Les fouilles archéologiques effectuées sur le Mont Carmel font penser qu’à l’époque des croisades le couvent originel des ermites latins se trouvait à côté de la source d’Elie, à l’entrée du vallon du Wadi ‘ain es-Siah, alors que l’esplanade du promontoir était plutôt occupée par les moines grecs orthodoxes qui reconstruisirent un petit monastère sur les ruines de l’ancien.

N’ayant pas de saint fondateur comme les autres congrégations, les ermites du Mont Carmel se consacrèrent à la Vierge Marie et firent remonter leurs origines à Elie et Elisée par une succession ininterrompue d’anachorètes considérés comme les "Carmes de l’Ancienne Alliance" (Hb 11/37-38), tels que les esséniens et les thérapeutes dont parlèrent Pline l'Ancien, Flavius Josèphe, Philon d'Alexandrie et Eusèbe de Césarée. La tradition carmélitaine donne au fondateur historique de la congrégation des ermites du Mont Carmel le nom de Berthold de Solignac (+1198), qui aurait été parent d’Aymeric de Malifaye, patriarche latin d’Antioche (1141-1193 ?).

Son successeur, Broccard, demande et obtient vers 1207 du patriarche latin de Jérusalem, Saint Albert de Verceil, une règle très courte et mieux adaptée à leur vie érémitique et contemplative que la règle de Saint Augustin apparemment suivie jusqu’alors. Dans cette règle originelle, il est ordonné "d’avoir un prieur, d’avoir des cellules séparées les unes des autres, d’y demeurer et d’y vaquer jour et nuit à l’oraison, d’y réciter les Heures ou des Pater, si l’on ne sait pas lire, de bâtir un oratoire au milieu des cellules pour y entendre la messe en commun chaque matin, de tenir chapitre chaque dimanche, de jeûner de l’Exaltation de la Sainte Croix à Pâques, de faire abstinence perpétuelle, de travailler de ses mains, de garder le silence de Vêpres à Tierce du jour suivant". ( Bruno de Jésus-Marie, Etudes Carmélitaines XX p.6-7, cité dans le Dictionnaire d'Histoire et de Géographie Ecclésiastiques )

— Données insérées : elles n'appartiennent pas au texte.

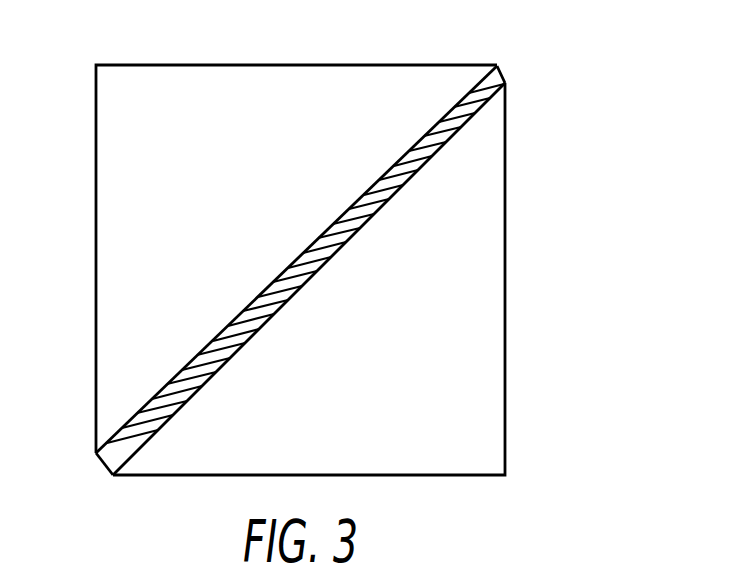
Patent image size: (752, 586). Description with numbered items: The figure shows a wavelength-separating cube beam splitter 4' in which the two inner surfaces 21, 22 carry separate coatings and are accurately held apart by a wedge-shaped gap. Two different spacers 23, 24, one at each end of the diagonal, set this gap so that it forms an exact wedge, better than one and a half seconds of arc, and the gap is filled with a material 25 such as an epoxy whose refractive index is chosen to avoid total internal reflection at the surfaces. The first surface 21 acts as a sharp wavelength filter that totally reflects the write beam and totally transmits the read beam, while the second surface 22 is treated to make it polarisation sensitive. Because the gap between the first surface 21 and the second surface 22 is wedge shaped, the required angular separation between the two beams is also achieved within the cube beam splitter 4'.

The cube beam splitter 4' is at (386, 270).
The first inner surface 21 is at (460, 99).
The second inner surface 22 is at (460, 128).
The first spacer 23 is at (105, 465).
The second spacer 24 is at (503, 73).
The gap-filling material 25 is at (157, 418).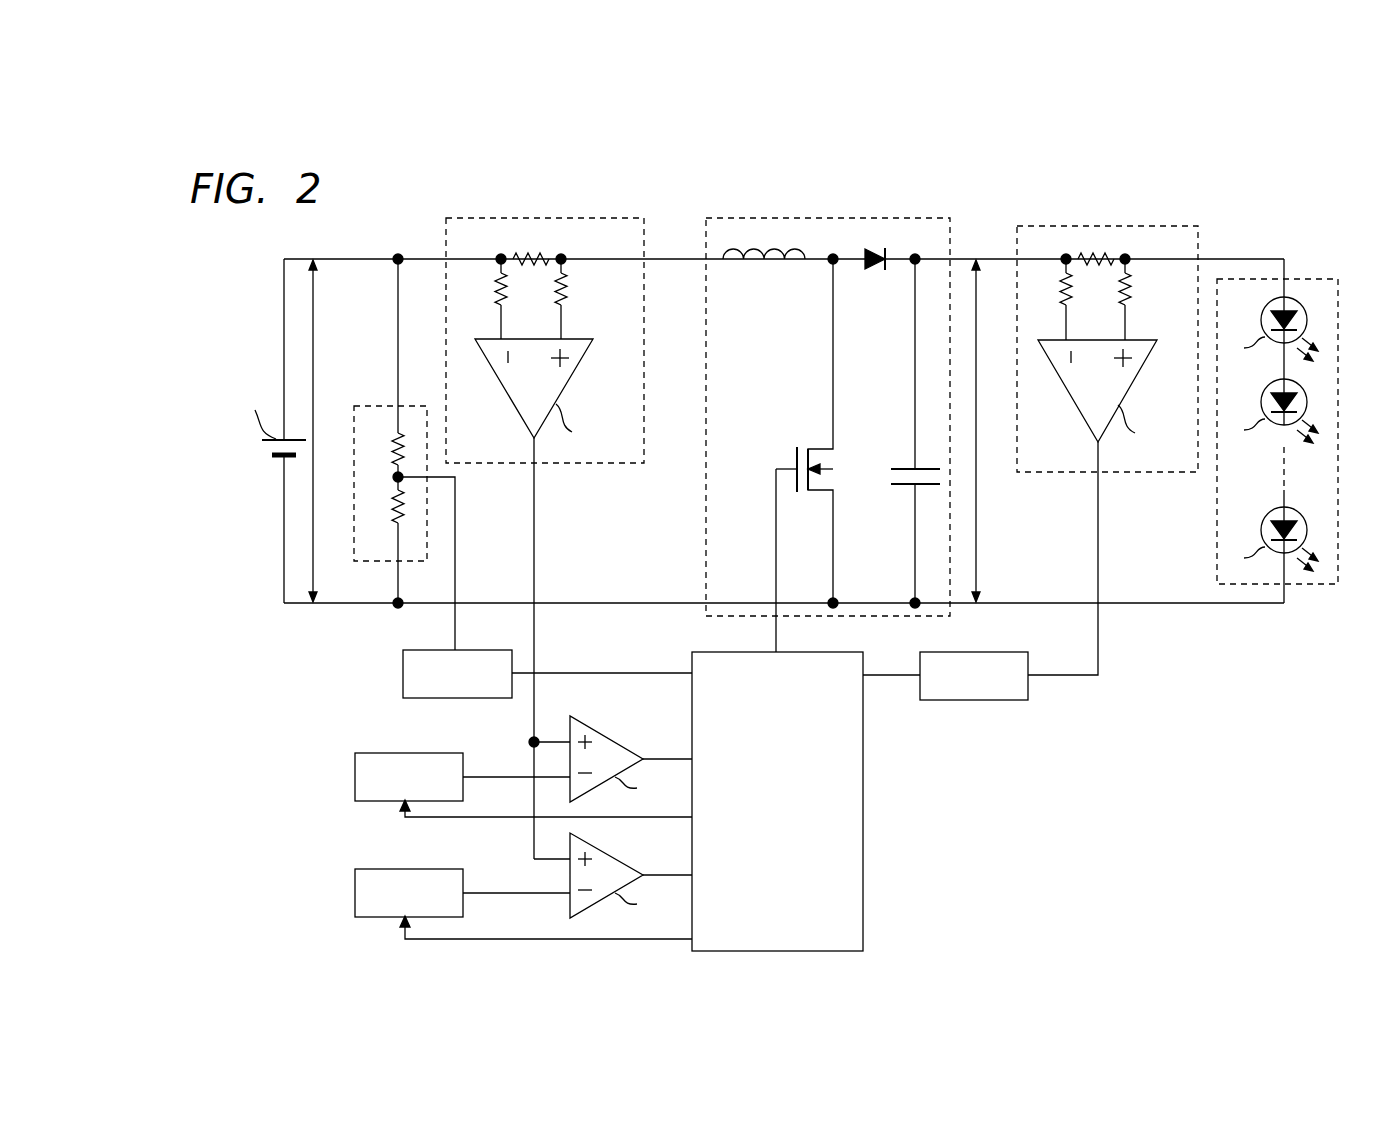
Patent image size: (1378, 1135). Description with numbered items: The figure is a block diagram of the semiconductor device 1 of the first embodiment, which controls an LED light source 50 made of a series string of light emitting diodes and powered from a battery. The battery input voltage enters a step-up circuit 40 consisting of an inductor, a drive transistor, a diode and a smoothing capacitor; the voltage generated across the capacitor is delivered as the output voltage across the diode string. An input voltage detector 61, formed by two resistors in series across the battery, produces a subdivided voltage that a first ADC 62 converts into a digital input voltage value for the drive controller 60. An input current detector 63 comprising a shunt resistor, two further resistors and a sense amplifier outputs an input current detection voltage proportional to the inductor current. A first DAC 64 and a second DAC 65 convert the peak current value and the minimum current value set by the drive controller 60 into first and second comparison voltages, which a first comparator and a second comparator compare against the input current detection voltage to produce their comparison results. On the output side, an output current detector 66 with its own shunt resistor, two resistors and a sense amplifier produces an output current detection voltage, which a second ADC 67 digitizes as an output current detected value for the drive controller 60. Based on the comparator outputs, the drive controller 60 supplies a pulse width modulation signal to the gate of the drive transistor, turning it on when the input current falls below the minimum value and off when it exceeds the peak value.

Malheureusement, cette règle n’eut pas le temps d’être officiellement approuvée avant le 4ème Concile de Latran en 1215, qui interdit d’établir de nouveaux ordres religieux dans l’Eglise, et les ermites du Carmel furent contraints de lutter pour survivre face aux prélats de Terre Sainte qui contestaient leur existence en tant que congrégation. La confirmation tant attendue survint enfin le 30 janvier 1226, selon la légende après que le pape Honorius III eut été sévèrement admonesté par une apparition de la Vierge Marie, sous la protection de laquelle s’étaient placés les ermites du Carmel. Cette règle primitive fut de nouveau confirmée en 1229 par le pape Grégoire IX, qui interdit cependant aux Carmes de recevoir des biens immobiliers et des rentes, infléchissant ainsi l’évolution de l’ordre initialement érémitique en ordre mendiant.

Les Carmes ne se répandirent que très lentement en Terre Sainte et dès 1238, à la suite des revers militaires éprouvés par les Croisés, ils commencèrent d’essaimer en Occident. Bien qu’épargnés dans un premier temps par les musulmans, sans doute à cause de leur vénération pour le prophète Elie, les Carmes perdirent les uns après les autres tous leurs établissements de Palestine et de Syrie jusqu’à la prise de Saint-Jean-d’Acre avec le destruction finale du Monastère du Carmel et le massacres de tous ses moines en 1291. Cet événement tragique marqua la fin de la présence des Carmes en Orient pour plusieurs siècles.

b ) L'Ordre en Europe :

Replié en Europe, l’ordre se propagea rapidement à travers la chrétienté mais dut s’adapter aux conditions de vie occidentales et la règle fut modifiée par Saint Simon Stock, puis définitivement approuvée vers 1247 par une bulle du pape Innocent IV définissant l’appellation officielle des "Frères de Notre-Dame du Mont Carmel".

Le 2ème Concile de Lyon en 1274, qui supprima de nombreuses communautés, mis une nouvelle fois en péril l’existence de l’Ordre de Carmes, mais celui-ci survécut finalement grâce au soutient des papes Honorius IV et Boniface VIII. Les Carmes subirent l’influence des Dominicains et modelèrent leurs institutions sur les leurs, orientant leur ordre initialement mendiant et contemplatif vers l’enseignement et les missions.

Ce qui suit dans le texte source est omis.